An example of a generated message that has been successful in phishing :

The success is measured by clickthrough rates on the shortened links in generated phishing messages.

The authors [6] reported that they achieved 17% clickthrough rates after 2 hours after posting 90 phishing posts (using #cat) and 30% clickthrough rate after 2 days. These results are significantly better than 5-14% reported in large-scale phishing campaigns [15] and comparable to reported 45% for large scale manual spear phishing [16]. The results are a consequence of social media risks and leveraging machine learning to target vulnerable users with a highly personalized message.

Comparison to a human

The authors [6] organized a competition between a human and SNAP_R tool. Over a two hour period they would target people with phishing posts, and whoever had the most clicks won.

The human was permitted to create as many Twitter characters as he/she wanted prior to the competition, and crafted pre-made tweets during the competition which he/she would copy and paste, tweak a bit and send to those posting the respective hashtags (#PokemonGo, #InfoSec, #GOPconvention).

Copying and pasting turned out to be a problem, as Twitter stops users from posting the same message too frequently.

A single instance of SNAP_R tool was run during 2 hours. SNAP_R sent phishing tweets to 819 users at 6.85 tweets/minute, which resulted in 275 victims, a 33.6% sucess rate. The number of sent phishing tweets is arbitrarily scalable with the number of running instances.

The human managed to send 129 phishing tweets (with copying and pasting pre-made tweets) at 1.075 tweets/minute with total 49 clickthroughs, a 38% success rate.

Conclusion

This type of work marks an advance in offensive capabilities by combining the advantages of bulk phishing (mostly automated, but low accuracy) and spear phishing (high accuracy, but mostly manual) through machine learning, and also as a way to show that machine learning can also be used as a weapon, other than using it for defense in security.

The approach lies on the fact that social media is emerging as an easy target for social engineering and phishing attacks. Twitter is used as a platform of interest because of its culture of exposing personal information, effective API (which allows crawling user's timelines and using bots), colloquial syntax, low bar for admissible messages and the use of shortened links. The approach could easily be tuned and applied to any similar social media platform.

The complete SNAP_R tool is fully data-driven : the models learn relevant textual characteristics of successful spear phishing on social media using target's data, and are used to generate tailored phishing messages for the targets. The results achieved (30-35%) are comparable to large scale manual spear phishing campaigns.

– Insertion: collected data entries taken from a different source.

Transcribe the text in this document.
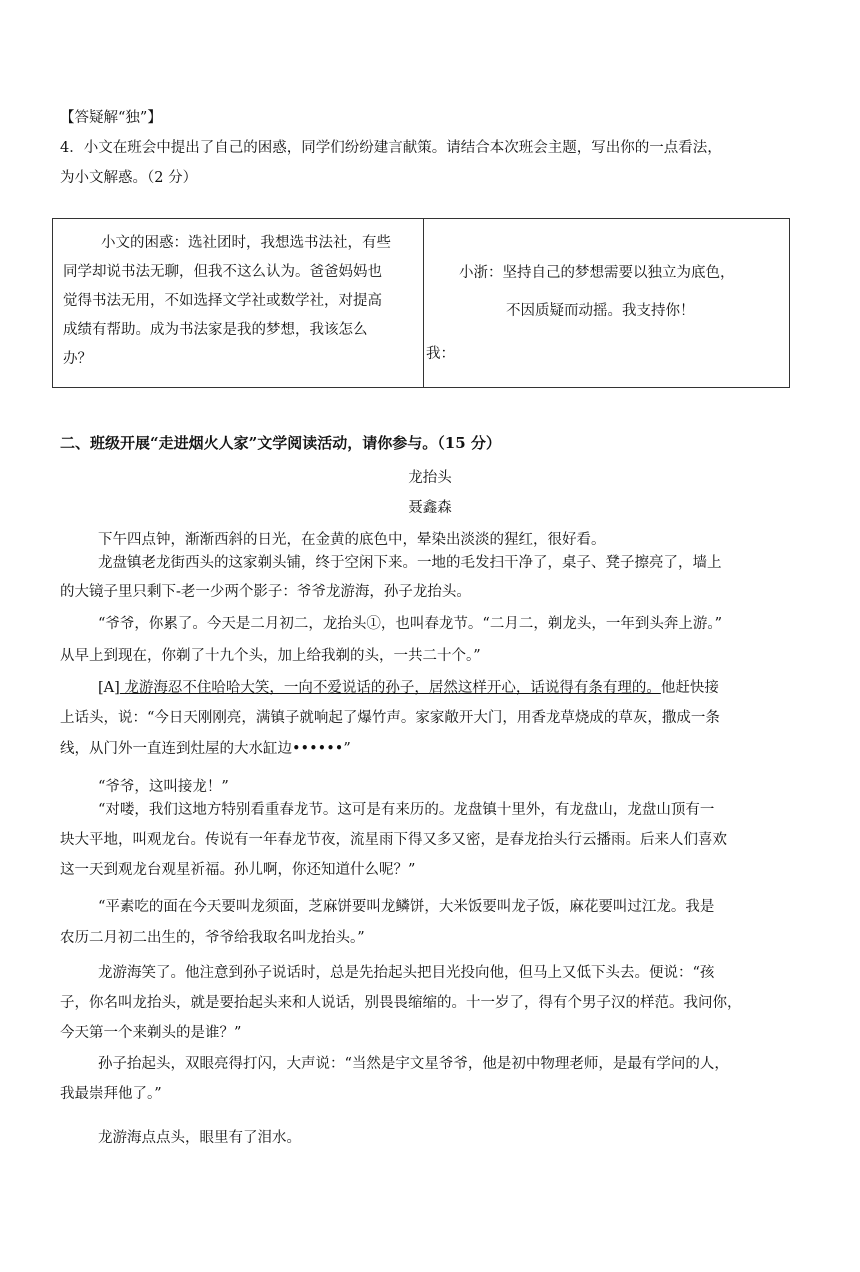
【答疑解“独”】
4．小文在班会中提出了自己的困惑，同学们纷纷建言献策。请结合本次班会主题，写出你的一点看法，
为小文解惑。（2 分）
小文的困惑：选社团时，我想选书法社，有些
同学却说书法无聊，但我不这么认为。爸爸妈妈也
觉得书法无用，不如选择文学社或数学社，对提高
成绩有帮助。成为书法家是我的梦想，我该怎么
办？
小浙：坚持自己的梦想需要以独立为底色，
不因质疑而动摇。我支持你！
我：
二、班级开展“走进烟火人家”文学阅读活动，请你参与。（15 分）
龙抬头
聂鑫森
下午四点钟，渐渐西斜的日光，在金黄的底色中，晕染出淡淡的猩红，很好看。
龙盘镇老龙街西头的这家剃头铺，终于空闲下来。一地的毛发扫干净了，桌子、凳子擦亮了，墙上
的大镜子里只剩下-老一少两个影子：爷爷龙游海，孙子龙抬头。
“爷爷，你累了。今天是二月初二，龙抬头①，也叫春龙节。“二月二，剃龙头，一年到头奔上游。”
从早上到现在，你剃了十九个头，加上给我剃的头，一共二十个。”
[A] 龙游海忍不住哈哈大笑，一向不爱说话的孙子，居然这样开心，话说得有条有理的。他赶快接
上话头，说：“今日天刚刚亮，满镇子就响起了爆竹声。家家敞开大门，用香龙草烧成的草灰，撒成一条
线，从门外一直连到灶屋的大水缸边••••••”
“爷爷，这叫接龙！”
“对喽，我们这地方特别看重春龙节。这可是有来历的。龙盘镇十里外，有龙盘山，龙盘山顶有一
块大平地，叫观龙台。传说有一年春龙节夜，流星雨下得又多又密，是春龙抬头行云播雨。后来人们喜欢
这一天到观龙台观星祈福。孙儿啊，你还知道什么呢？”
“平素吃的面在今天要叫龙须面，芝麻饼要叫龙鳞饼，大米饭要叫龙子饭，麻花要叫过江龙。我是
农历二月初二出生的，爷爷给我取名叫龙抬头。”
龙游海笑了。他注意到孙子说话时，总是先抬起头把目光投向他，但马上又低下头去。便说：“孩
子，你名叫龙抬头，就是要抬起头来和人说话，别畏畏缩缩的。十一岁了，得有个男子汉的样范。我问你，
今天第一个来剃头的是谁？”
孙子抬起头，双眼亮得打闪，大声说：“当然是宇文星爷爷，他是初中物理老师，是最有学问的人，
我最崇拜他了。”
龙游海点点头，眼里有了泪水。
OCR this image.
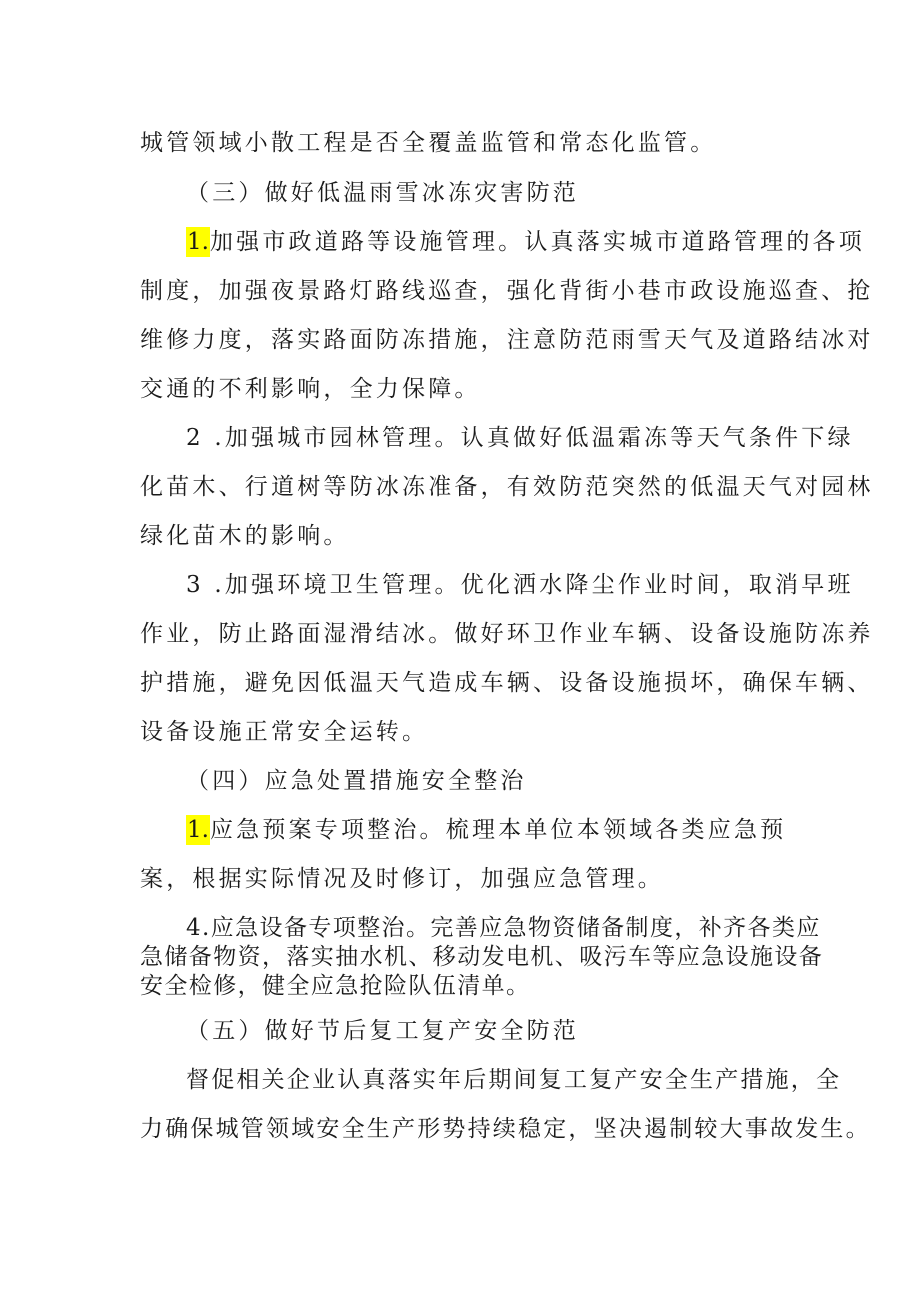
城管领域小散工程是否全覆盖监管和常态化监管。
（三）做好低温雨雪冰冻灾害防范
1.加强市政道路等设施管理。认真落实城市道路管理的各项
制度，加强夜景路灯路线巡查，强化背街小巷市政设施巡查、抢
维修力度，落实路面防冻措施，注意防范雨雪天气及道路结冰对
交通的不利影响，全力保障。
2 .加强城市园林管理。认真做好低温霜冻等天气条件下绿
化苗木、行道树等防冰冻准备，有效防范突然的低温天气对园林
绿化苗木的影响。
3 .加强环境卫生管理。优化洒水降尘作业时间，取消早班
作业，防止路面湿滑结冰。做好环卫作业车辆、设备设施防冻养
护措施，避免因低温天气造成车辆、设备设施损坏，确保车辆、
设备设施正常安全运转。
（四）应急处置措施安全整治
1.应急预案专项整治。梳理本单位本领域各类应急预
案，根据实际情况及时修订，加强应急管理。
4.应急设备专项整治。完善应急物资储备制度，补齐各类应
急储备物资，落实抽水机、移动发电机、吸污车等应急设施设备
安全检修，健全应急抢险队伍清单。
（五）做好节后复工复产安全防范
督促相关企业认真落实年后期间复工复产安全生产措施，全
力确保城管领域安全生产形势持续稳定，坚决遏制较大事故发生。
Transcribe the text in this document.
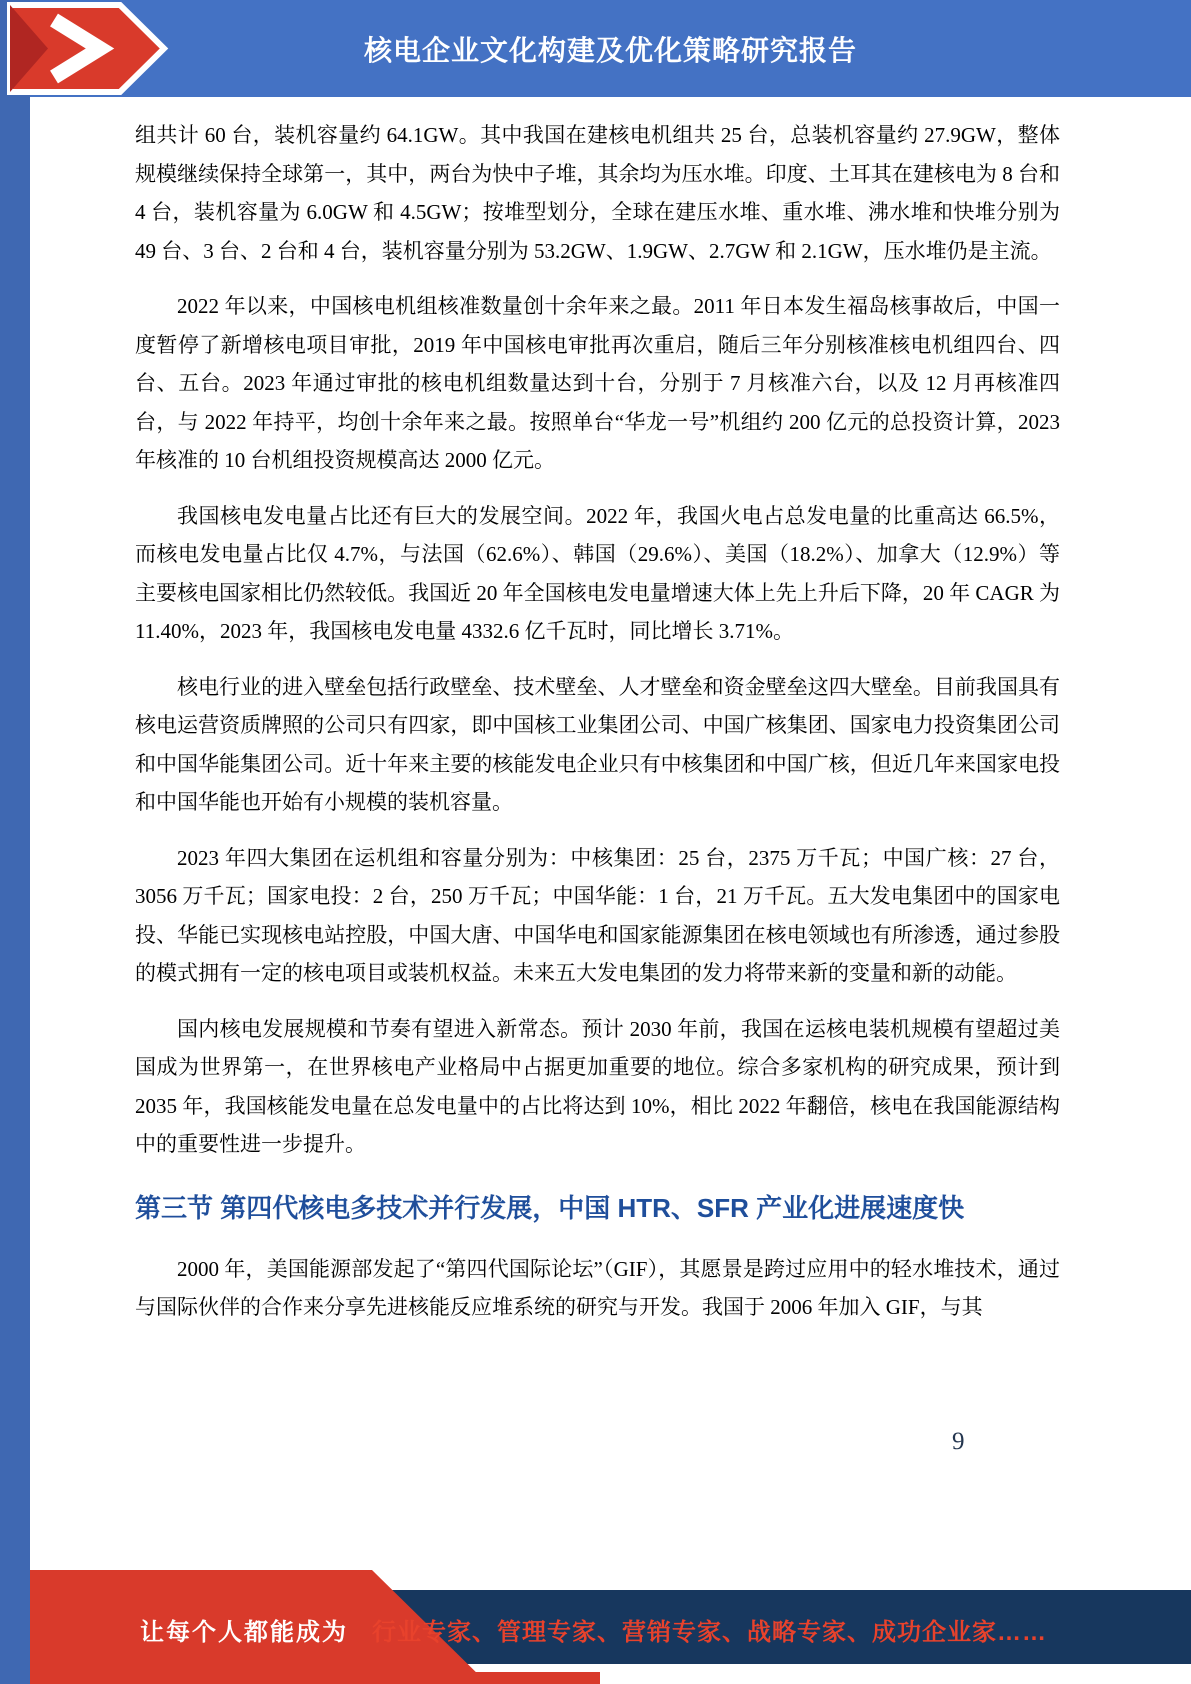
核电企业文化构建及优化策略研究报告

组共计 60 台，装机容量约 64.1GW。其中我国在建核电机组共 25 台，总装机容量约 27.9GW，整体规模继续保持全球第一，其中，两台为快中子堆，其余均为压水堆。印度、土耳其在建核电为 8 台和 4 台，装机容量为 6.0GW 和 4.5GW；按堆型划分，全球在建压水堆、重水堆、沸水堆和快堆分别为 49 台、3 台、2 台和 4 台，装机容量分别为 53.2GW、1.9GW、2.7GW 和 2.1GW，压水堆仍是主流。

2022 年以来，中国核电机组核准数量创十余年来之最。2011 年日本发生福岛核事故后，中国一度暂停了新增核电项目审批，2019 年中国核电审批再次重启，随后三年分别核准核电机组四台、四台、五台。2023 年通过审批的核电机组数量达到十台，分别于 7 月核准六台，以及 12 月再核准四台，与 2022 年持平，均创十余年来之最。按照单台“华龙一号”机组约 200 亿元的总投资计算，2023 年核准的 10 台机组投资规模高达 2000 亿元。

我国核电发电量占比还有巨大的发展空间。2022 年，我国火电占总发电量的比重高达 66.5%，而核电发电量占比仅 4.7%，与法国（62.6%）、韩国（29.6%）、美国（18.2%）、加拿大（12.9%）等主要核电国家相比仍然较低。我国近 20 年全国核电发电量增速大体上先上升后下降，20 年 CAGR 为 11.40%，2023 年，我国核电发电量 4332.6 亿千瓦时，同比增长 3.71%。

核电行业的进入壁垒包括行政壁垒、技术壁垒、人才壁垒和资金壁垒这四大壁垒。目前我国具有核电运营资质牌照的公司只有四家，即中国核工业集团公司、中国广核集团、国家电力投资集团公司和中国华能集团公司。近十年来主要的核能发电企业只有中核集团和中国广核，但近几年来国家电投和中国华能也开始有小规模的装机容量。

2023 年四大集团在运机组和容量分别为：中核集团：25 台，2375 万千瓦；中国广核：27 台，3056 万千瓦；国家电投：2 台，250 万千瓦；中国华能：1 台，21 万千瓦。五大发电集团中的国家电投、华能已实现核电站控股，中国大唐、中国华电和国家能源集团在核电领域也有所渗透，通过参股的模式拥有一定的核电项目或装机权益。未来五大发电集团的发力将带来新的变量和新的动能。

国内核电发展规模和节奏有望进入新常态。预计 2030 年前，我国在运核电装机规模有望超过美国成为世界第一，在世界核电产业格局中占据更加重要的地位。综合多家机构的研究成果，预计到 2035 年，我国核能发电量在总发电量中的占比将达到 10%，相比 2022 年翻倍，核电在我国能源结构中的重要性进一步提升。

第三节 第四代核电多技术并行发展，中国 HTR、SFR 产业化进展速度快

2000 年，美国能源部发起了“第四代国际论坛”（GIF），其愿景是跨过应用中的轻水堆技术，通过与国际伙伴的合作来分享先进核能反应堆系统的研究与开发。我国于 2006 年加入 GIF，与其

9
让每个人都能成为 行业专家、管理专家、营销专家、战略专家、成功企业家……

As spear phishing spam bots improve, the question is can Twitter (social networks) prevent them from taking over, and will people be able to distinguish real people from bots. These phishing vulnerabilities can be mitigated by using protected accounts which are immune to timeline scraping (on Twitter), detecting and limiting the use of bots, limiting publicly available personal data, and thinking twice about clicking on links.

The tool also serves as a way of fostering greater awareness and understanding of spear phishing and social engineering attacks, specially on social media, and aims to raise social media security awareness and education. It can also be used as an internal pen testing tool as a way to improve employee awareness and lead to better security education. Other use cases include staff recruiting and advertising.

Another main focus is raising awareness on the threats that machine learning tools can also be used in an offensive manner, since machine learning is rapidly becoming more and more automated. So it's necessary to be aware that 'black hats' will have more and more capabilities pretty soon.